CUNY Dominican Studies Institute
Founded in 1992 and housed at The City College of New York, the Dominican Studies Institute of the City University of New York (CUNY DSI) is the nation's first university-based research institute devoted to the study of people of Dominican descent in the United States and other parts of the world. CUNY DSI's mission is to produce and disseminate research and scholarship about Dominicans, and about the Dominican Republic. CUNY DSI is the locus for a community of scholars, including doctoral fellows, in the field of Dominican Studies and sponsors multidisciplinary research projects.

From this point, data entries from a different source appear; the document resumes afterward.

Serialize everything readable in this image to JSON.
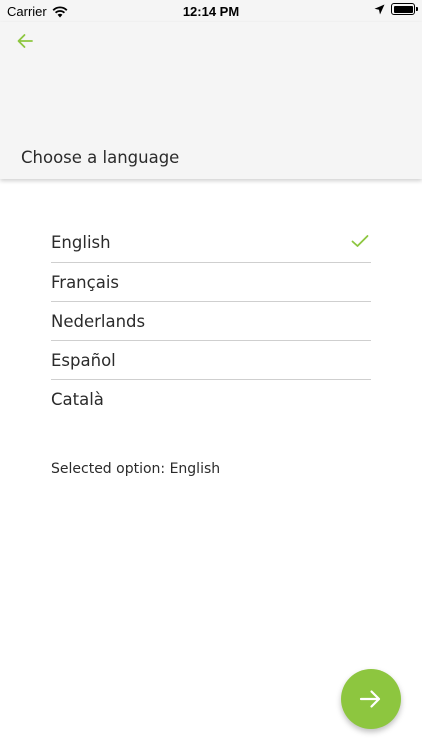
{
  "status_bar": {
    "carrier": "Carrier",
    "time": "12:14 PM",
    "icons": [
      "wifi-icon",
      "location-arrow-icon",
      "battery-icon"
    ]
  },
  "header": {
    "back_icon": "arrow-left-icon",
    "title": "Choose a language"
  },
  "languages": [
    {
      "label": "English",
      "selected": true
    },
    {
      "label": "Français",
      "selected": false
    },
    {
      "label": "Nederlands",
      "selected": false
    },
    {
      "label": "Español",
      "selected": false
    },
    {
      "label": "Català",
      "selected": false
    }
  ],
  "selection": {
    "text": "Selected option: English"
  },
  "next_button": {
    "icon": "arrow-right-icon"
  },
  "colors": {
    "accent": "#8dc63f",
    "header_bg": "#f5f5f5",
    "divider": "#cfcfcf",
    "text": "#2b2b2b"
  }
}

The Institute houses the Dominican Archives, the first and only of its kind outside of the Dominican Republic, is dedicated to preserving the records reflecting the experiences of Dominicans in the U.S., and the Dominican Library, the largest depository of bibliographical resources in the U.S. related to Dominican Studies. These are the first and only institutions in the United States collecting primary and secondary source material about people of Dominican descent. In 2010, the Institute opened its Archives and Library facility to art exhibitions, thus becoming the first exhibit space in New York City devoted exclusively to work by and about people of Dominican descent. The Institute organizes lectures, conferences, and exhibitions that are open to the public.
The Institute is headed by renowned sociologist and public intellectual Ramona Hernández, Ph.D., author of pioneering texts in the areas of migration, labor, and Dominican studies. She is a trustee of the Sociological Initiatives Foundation.